1. Get a decent phone and pay the service charge.
2. Get a “Simple Feature Phone” (see more below) to avoid the charge.
3. When your contract is up, leave for another provider.
4. Leave now and pay the early termination fee for ending the contract ahead of schedule.
If you have only recently upgraded your plan and you were not already affected by this change, then you should be good until your contract is up, or your phone breaks. As it turns out, VZW will also be forcing this charge if you
However, if you choose to downgrade to a “Simple Feature Phone” to avoid the charge, you are soon to be discouraged. There are only 3 (of 16) phones listed at the time this was written that have a QWERTY keyboard. There are only 5 phones listed that have a 2.0 megapixel camera; none have anything higher, while many have none. Only 1 has a user rating higher than 4/5. Of course, none have a touch screen. Some of these little additions are not for everyone, and the SFP categorization is actually fairly accurate. But that’s what you get if you don’t want to pay the charge.
If you do want something a little more snazzy, pony up. You want a decently rated QWERTY phone or anything else listed above? You’re going to have to pay for it, but you will do so indirectly. You will not be paying for the extra features that you are looking for with the $9.99 charge (you will be paying for it with an increased phone price, but that is what is expected). Instead, you will be paying a fee for a data plan, that has nothing to do with a touch screen, QWERTY keyboard and the like. It is for browsing the web and retrieving and sending email. Verizon has taken the stance that if you want to do that, then pay for it, if you don’t want to do that, they pay for it.

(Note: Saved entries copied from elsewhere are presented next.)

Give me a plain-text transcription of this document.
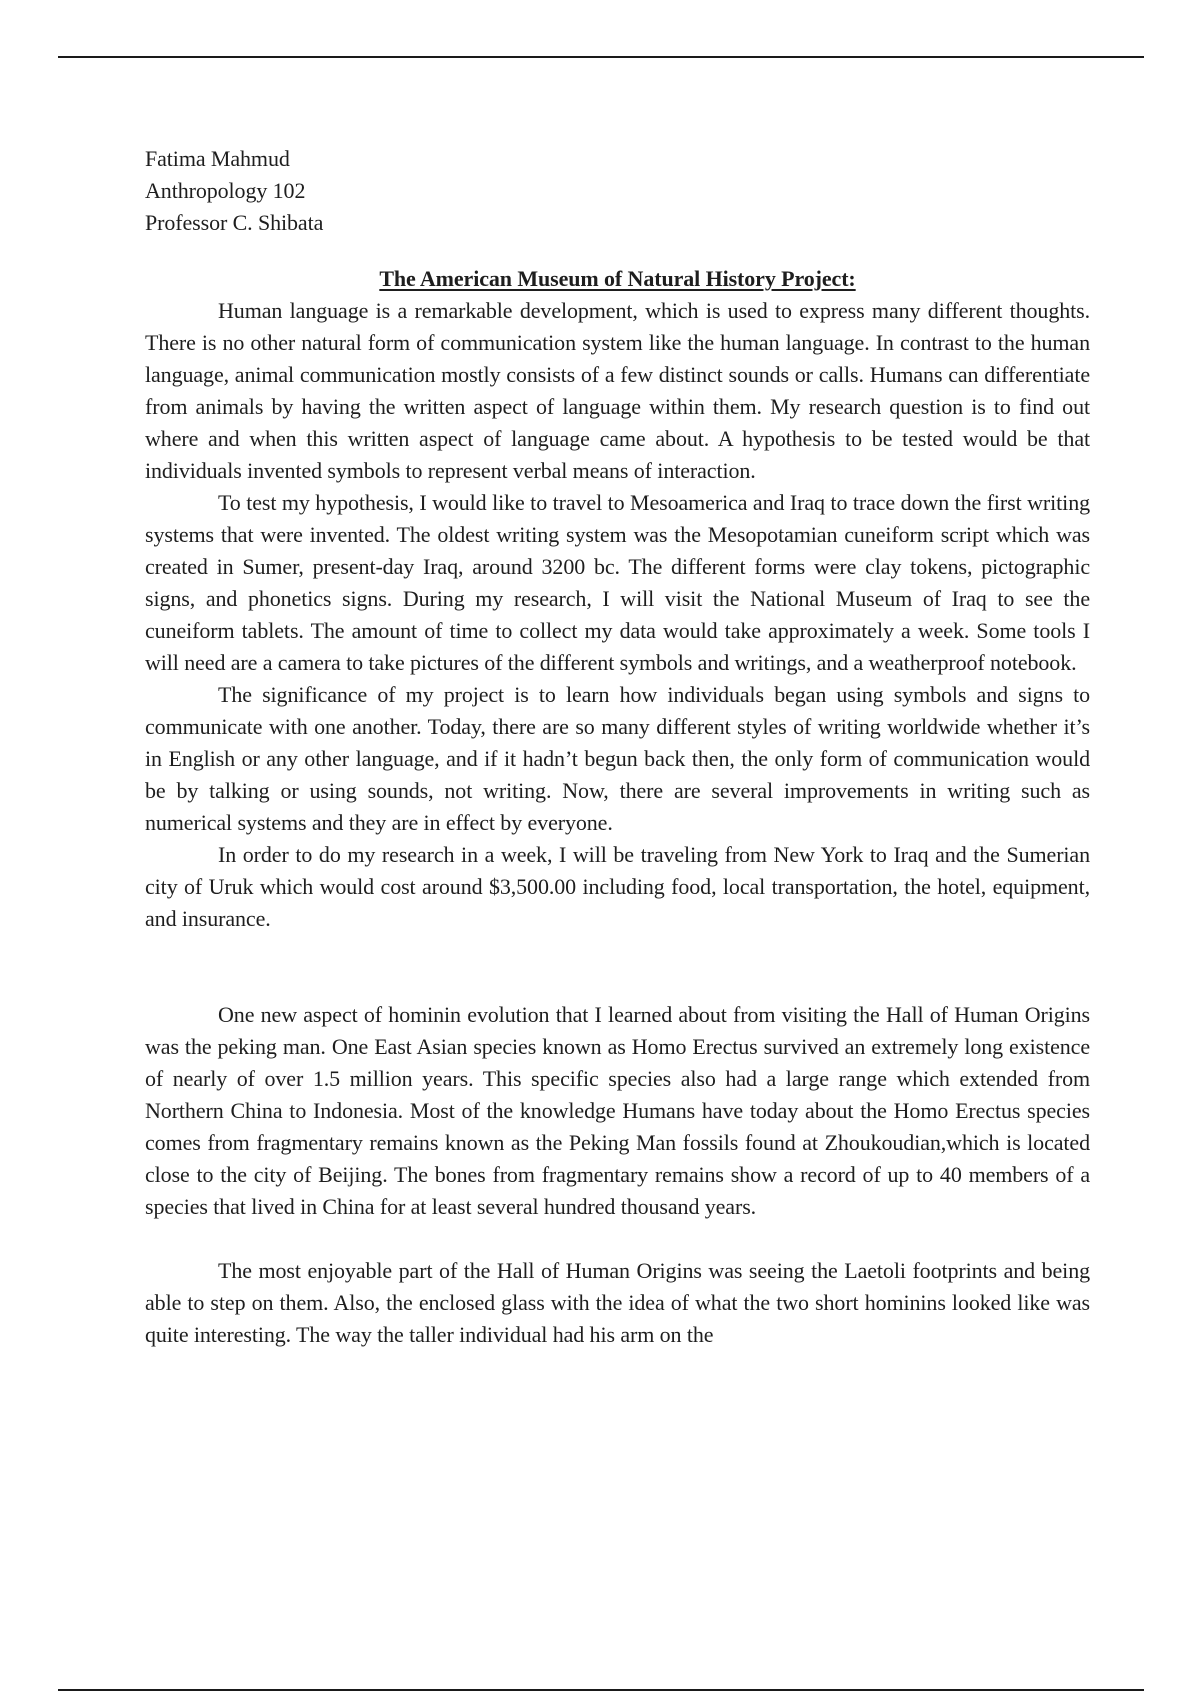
Fatima Mahmud

Anthropology 102

Professor C. Shibata

The American Museum of Natural History Project:

Human language is a remarkable development, which is used to express many different thoughts. There is no other natural form of communication system like the human language. In contrast to the human language, animal communication mostly consists of a few distinct sounds or calls. Humans can differentiate from animals by having the written aspect of language within them. My research question is to find out where and when this written aspect of language came about. A hypothesis to be tested would be that individuals invented symbols to represent verbal means of interaction.

To test my hypothesis, I would like to travel to Mesoamerica and Iraq to trace down the first writing systems that were invented. The oldest writing system was the Mesopotamian cuneiform script which was created in Sumer, present-day Iraq, around 3200 bc. The different forms were clay tokens, pictographic signs, and phonetics signs. During my research, I will visit the National Museum of Iraq to see the cuneiform tablets. The amount of time to collect my data would take approximately a week. Some tools I will need are a camera to take pictures of the different symbols and writings, and a weatherproof notebook.

The significance of my project is to learn how individuals began using symbols and signs to communicate with one another. Today, there are so many different styles of writing worldwide whether it’s in English or any other language, and if it hadn’t begun back then, the only form of communication would be by talking or using sounds, not writing. Now, there are several improvements in writing such as numerical systems and they are in effect by everyone.

In order to do my research in a week, I will be traveling from New York to Iraq and the Sumerian city of Uruk which would cost around $3,500.00 including food, local transportation, the hotel, equipment, and insurance.

One new aspect of hominin evolution that I learned about from visiting the Hall of Human Origins was the peking man. One East Asian species known as Homo Erectus survived an extremely long existence of nearly of over 1.5 million years. This specific species also had a large range which extended from Northern China to Indonesia. Most of the knowledge Humans have today about the Homo Erectus species comes from fragmentary remains known as the Peking Man fossils found at Zhoukoudian,which is located close to the city of Beijing. The bones from fragmentary remains show a record of up to 40 members of a species that lived in China for at least several hundred thousand years.

The most enjoyable part of the Hall of Human Origins was seeing the Laetoli footprints and being able to step on them. Also, the enclosed glass with the idea of what the two short hominins looked like was quite interesting. The way the taller individual had his arm on the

There have been a few disgruntled customers out on the web who have wonderfully analogized this situation as follows: This situation is the same as if your cable company charged you for HBO, because it was a feature available through the cable system, even if you never watched it, and told them you never wanted to watch it. Just because the availability is there does not mean every customer wants or is going to use it.
From Verizon’s community message boards, many unhappy customers are reporting that they are sending letters to VZW Execs, and getting responses. In most cases, it seems the response is empty, but it is something. I have actually considered this myself, and if that happens, I will be posting the letter and any responses that come. If not, I’ll still be updating the blog with any new news about it. Why? Because when I search for anything related to this issue, I have trouble finding much of anything in the way of public exposure. Most of the search results are either simple press-release-type descriptions of Verizon’s new business plan, or else message boards with angry customers.
Update from feedback:
A smart phone is designed to use the data package and paying for the data package makes perfect sense. When the Droid was released, it came with a required data package. That's fine, because that is a phone that people will buy for that reason; part of the draw to the Droid is that it is a super fancy phone that has advanced capabilities that most phones don’t have.
But I am not talking about those phones. I am talking about the phones that have a built-in capability to access the 3G network Verizon offers, but the functionality to do so is not the main drive behind the phone's particular design. Take the LG enV3, for example. It is NOT a smart phone, but it has a lot of nice features. Verizon will force the data plan for this phone. The problem with this is that on December 1st, anyone could have purchased this phone without the service charge. Assuming someone did just that, but today the phone broke and they have to go and buy a replacement. Now suddenly, even though the phone would be replaced with the same exact model, they have to pay the $9.99 service fee. Why, if they didn't have to before?